According to Hall, several factors over the past decade have conspired to push down cattle prices: a mad cow scare in 2003, the increased value of the Canadian dollar and recent Country of Origin Labelling (COOL) rules in the U.S. that have made it more expensive for American processors to import Canadian beef.


"For the last eight to nine years there has been sustained pressure pushing prices down," Hall said. "There is still some financial risk by using this program, but not as much as on the open market."


Up to 30 per cent of cattle producers in Alberta use that province's program. Hall said he doubts it will reach those levels in Saskatchewan, at least for the first year.


"There are two possibilities," he said. "Guys will either jump on it right away or they'll wait and see how their neighbours do with it. It could be five per cent the first year, it could be 15."

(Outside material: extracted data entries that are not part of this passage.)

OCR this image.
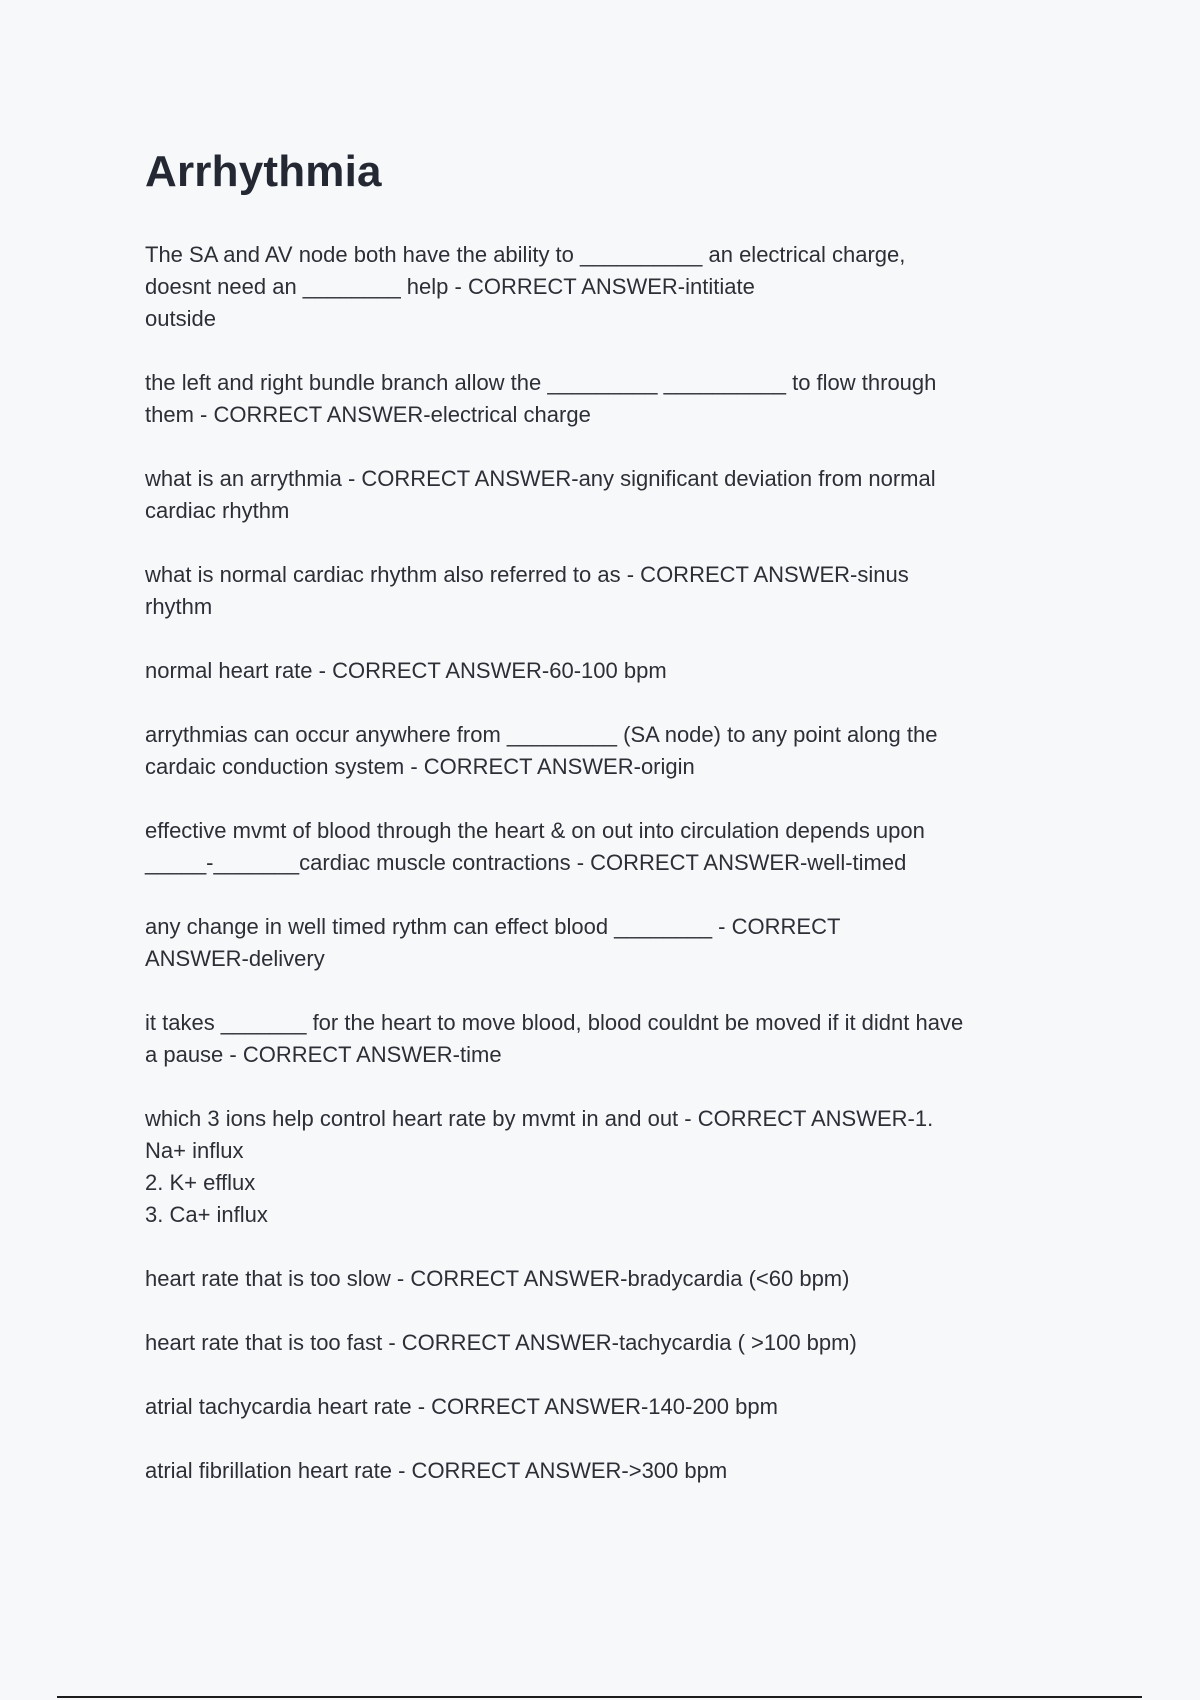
Arrhythmia

The SA and AV node both have the ability to __________ an electrical charge,
doesnt need an ________ help - CORRECT ANSWER-intitiate
outside

the left and right bundle branch allow the _________ __________ to flow through
them - CORRECT ANSWER-electrical charge

what is an arrythmia - CORRECT ANSWER-any significant deviation from normal
cardiac rhythm

what is normal cardiac rhythm also referred to as - CORRECT ANSWER-sinus
rhythm

normal heart rate - CORRECT ANSWER-60-100 bpm

arrythmias can occur anywhere from _________ (SA node) to any point along the
cardaic conduction system - CORRECT ANSWER-origin

effective mvmt of blood through the heart & on out into circulation depends upon
_____-_______cardiac muscle contractions - CORRECT ANSWER-well-timed

any change in well timed rythm can effect blood ________ - CORRECT
ANSWER-delivery

it takes _______ for the heart to move blood, blood couldnt be moved if it didnt have
a pause - CORRECT ANSWER-time

which 3 ions help control heart rate by mvmt in and out - CORRECT ANSWER-1.
Na+ influx
2. K+ efflux
3. Ca+ influx

heart rate that is too slow - CORRECT ANSWER-bradycardia (<60 bpm)

heart rate that is too fast - CORRECT ANSWER-tachycardia ( >100 bpm)

atrial tachycardia heart rate - CORRECT ANSWER-140-200 bpm

atrial fibrillation heart rate - CORRECT ANSWER->300 bpm
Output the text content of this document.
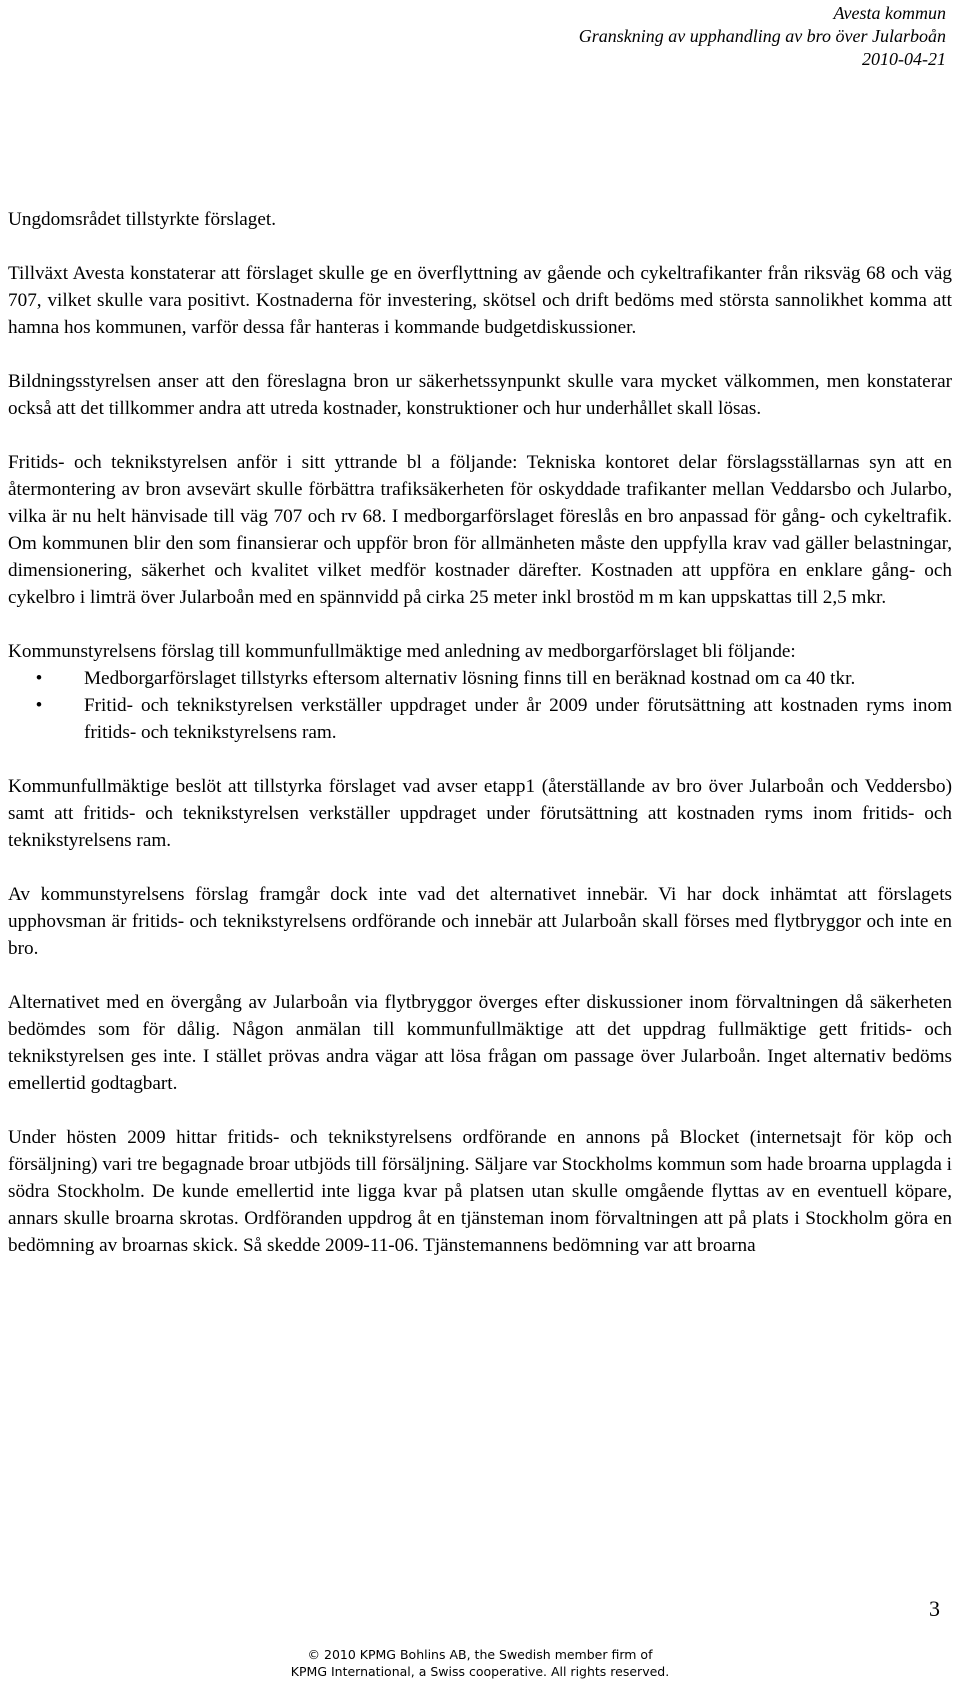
Avesta kommun
Granskning av upphandling av bro över Jularboån
2010-04-21

Ungdomsrådet tillstyrkte förslaget.

Tillväxt Avesta konstaterar att förslaget skulle ge en överflyttning av gående och cykeltrafikanter från riksväg 68 och väg 707, vilket skulle vara positivt. Kostnaderna för investering, skötsel och drift bedöms med största sannolikhet komma att hamna hos kommunen, varför dessa får hanteras i kommande budgetdiskussioner.

Bildningsstyrelsen anser att den föreslagna bron ur säkerhetssynpunkt skulle vara mycket välkommen, men konstaterar också att det tillkommer andra att utreda kostnader, konstruktioner och hur underhållet skall lösas.

Fritids- och teknikstyrelsen anför i sitt yttrande bl a följande: Tekniska kontoret delar förslagsställarnas syn att en återmontering av bron avsevärt skulle förbättra trafiksäkerheten för oskyddade trafikanter mellan Veddarsbo och Jularbo, vilka är nu helt hänvisade till väg 707 och rv 68. I medborgarförslaget föreslås en bro anpassad för gång- och cykeltrafik. Om kommunen blir den som finansierar och uppför bron för allmänheten måste den uppfylla krav vad gäller belastningar, dimensionering, säkerhet och kvalitet vilket medför kostnader därefter. Kostnaden att uppföra en enklare gång- och cykelbro i limträ över Jularboån med en spännvidd på cirka 25 meter inkl brostöd m m kan uppskattas till 2,5 mkr.

Kommunstyrelsens förslag till kommunfullmäktige med anledning av medborgarförslaget bli följande:

• Medborgarförslaget tillstyrks eftersom alternativ lösning finns till en beräknad kostnad om ca 40 tkr.
• Fritid- och teknikstyrelsen verkställer uppdraget under år 2009 under förutsättning att kostnaden ryms inom fritids- och teknikstyrelsens ram.

Kommunfullmäktige beslöt att tillstyrka förslaget vad avser etapp1 (återställande av bro över Jularboån och Veddersbo) samt att fritids- och teknikstyrelsen verkställer uppdraget under förutsättning att kostnaden ryms inom fritids- och teknikstyrelsens ram.

Av kommunstyrelsens förslag framgår dock inte vad det alternativet innebär. Vi har dock inhämtat att förslagets upphovsman är fritids- och teknikstyrelsens ordförande och innebär att Jularboån skall förses med flytbryggor och inte en bro.

Alternativet med en övergång av Jularboån via flytbryggor överges efter diskussioner inom förvaltningen då säkerheten bedömdes som för dålig. Någon anmälan till kommunfullmäktige att det uppdrag fullmäktige gett fritids- och teknikstyrelsen ges inte. I stället prövas andra vägar att lösa frågan om passage över Jularboån. Inget alternativ bedöms emellertid godtagbart.

Under hösten 2009 hittar fritids- och teknikstyrelsens ordförande en annons på Blocket (internetsajt för köp och försäljning) vari tre begagnade broar utbjöds till försäljning. Säljare var Stockholms kommun som hade broarna upplagda i södra Stockholm. De kunde emellertid inte ligga kvar på platsen utan skulle omgående flyttas av en eventuell köpare, annars skulle broarna skrotas. Ordföranden uppdrog åt en tjänsteman inom förvaltningen att på plats i Stockholm göra en bedömning av broarnas skick. Så skedde 2009-11-06. Tjänstemannens bedömning var att broarna

3
© 2010 KPMG Bohlins AB, the Swedish member firm of
KPMG International, a Swiss cooperative. All rights reserved.
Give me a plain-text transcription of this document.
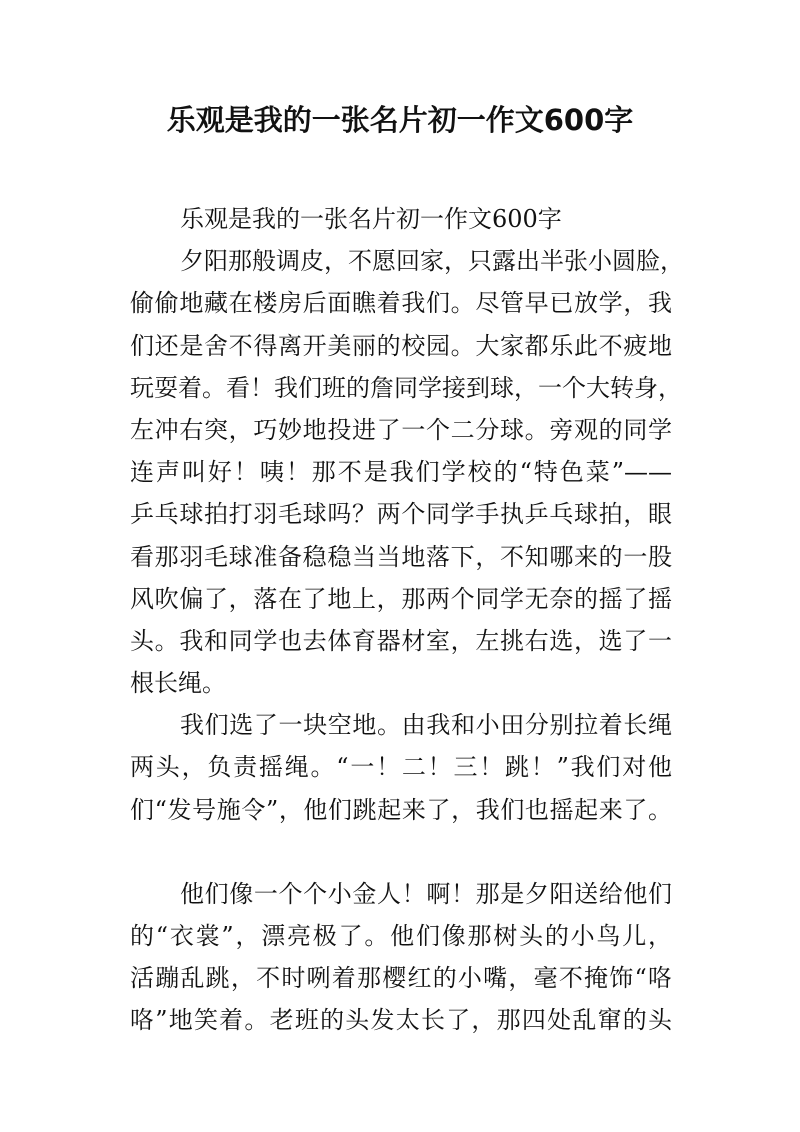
乐观是我的一张名片初一作文600字
乐观是我的一张名片初一作文600字
夕阳那般调皮，不愿回家，只露出半张小圆脸，
偷偷地藏在楼房后面瞧着我们。尽管早已放学，我
们还是舍不得离开美丽的校园。大家都乐此不疲地
玩耍着。看！我们班的詹同学接到球，一个大转身，
左冲右突，巧妙地投进了一个二分球。旁观的同学
连声叫好！咦！那不是我们学校的“特色菜”——
乒乓球拍打羽毛球吗？两个同学手执乒乓球拍，眼
看那羽毛球准备稳稳当当地落下，不知哪来的一股
风吹偏了，落在了地上，那两个同学无奈的摇了摇
头。我和同学也去体育器材室，左挑右选，选了一
根长绳。
我们选了一块空地。由我和小田分别拉着长绳
两头，负责摇绳。“一！二！三！跳！”我们对他
们“发号施令”，他们跳起来了，我们也摇起来了。
他们像一个个小金人！啊！那是夕阳送给他们
的“衣裳”，漂亮极了。他们像那树头的小鸟儿，
活蹦乱跳，不时咧着那樱红的小嘴，毫不掩饰“咯
咯”地笑着。老班的头发太长了，那四处乱窜的头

While there are high hopes for the cattle industry, Saskatchewan's hog industry is approaching WLPIP with a bit more skepticism. According to Florian Possberg, chairman of the Saskatchewan Pork Development Board (Sask Pork), the economics of the program don't make much sense for hog producers.


"If you want the hog industry to buy in, it needs to be affordable," he said. "I don't think it will get uptake from producers based on value."


Possberg's analysis indicated that insuring hogs could be nearly four times as expensive as insuring cattle.


"There's no reason why the cost to insure shouldn't be at least similar between the two," Possberg said.


Possberg also speculated that the program was designed more with cattle in mind; Saskatchewan holds nearly 20 per cent of Canada's cattle herd, but less than 10 per cent of the country's hogs, according to government statistics.


"This was certainly designed for cattle, but since they've called it livestock insurance they're including hogs as well," Hall said.


While Hall couldn't speak to specifics, he did agree that WLPIP would be comparably more expensive for hogs than cattle."For hog producers this insurance would be more expensive than the options they're currently using," he said.


Alberta's Agriculture Financial Services Corporation, which has been administering that province's livestock insurance program since 2009, will be the central administrative body for WLPIP. In Saskatchewan, the Saskatchewan Crop Insurance Corporation will handle customer service for the program, though it remains to be seen how popular this program will be or whether it will last beyond the four-year pilot stage.